Through tears, I shared how I lost my beloved mom to ovarian cancer a year before. I recalled how I really felt when I made the decision to stop the blood pressure medication that kept the shell of her alive. Turns out Mike shares a birthday with my mom -- September 7 -- and his grandmother died on the day my son was born -- May 19. It felt like a symphony of souls gently guided by the ones we loved. Our connection was innate.
Before we met, I asked him if he stored heads in his freezer, had a third nipple, or swapped pictures with a ridiculously handsome guy with tranquil blue eyes. There had to be something wrong! All of my prior relationships were studded with bargaining, sacrifice, and resentment. Our unfiltered, uncomplicated, unprecedented synergy was so natural it felt like the sun was shining directly on my face.
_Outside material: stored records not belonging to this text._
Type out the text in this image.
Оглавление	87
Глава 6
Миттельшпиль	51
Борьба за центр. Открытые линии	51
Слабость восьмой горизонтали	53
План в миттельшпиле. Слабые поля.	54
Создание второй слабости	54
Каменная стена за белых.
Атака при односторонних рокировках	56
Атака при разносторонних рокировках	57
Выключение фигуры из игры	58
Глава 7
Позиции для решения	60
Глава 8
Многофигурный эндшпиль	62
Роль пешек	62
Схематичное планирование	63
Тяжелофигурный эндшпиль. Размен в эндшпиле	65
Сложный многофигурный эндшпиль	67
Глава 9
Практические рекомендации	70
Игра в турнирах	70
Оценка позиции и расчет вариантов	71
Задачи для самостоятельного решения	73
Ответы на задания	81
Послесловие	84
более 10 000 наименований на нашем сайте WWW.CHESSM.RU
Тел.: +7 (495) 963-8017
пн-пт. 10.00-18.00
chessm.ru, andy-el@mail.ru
When we saw each other, it was love. I was terrified, but it was gloriously intoxicating love. Our second weekend together he invited me to meet his family, including his precious son, at Passover Seder. I went. And they felt like home.
Mike is always up for an adventure; all we need is a full tank of gas and we're off. He's an amateur gourmet. We cook side-by-side in the kitchen without passively-aggressively elbowing each other in annoyance. We both have an unnatural affinity for everything '80s. Most nights, we have to force ourselves to go to sleep because we don't want to miss a moment together. It's fun. It's bliss. It's adoration in its purest form. Our boys love and fight like brothers. Our extended families click effortlessly. We just work... with very little work, we work.
Whatever it was -- HuffPost, my mom and his grandmother collaborating up above, divine intervention, or a combination of the three -- I found my bashert, my soulmate. I didn't even believe there was just one person meant for me until Mike. And now I know. I know.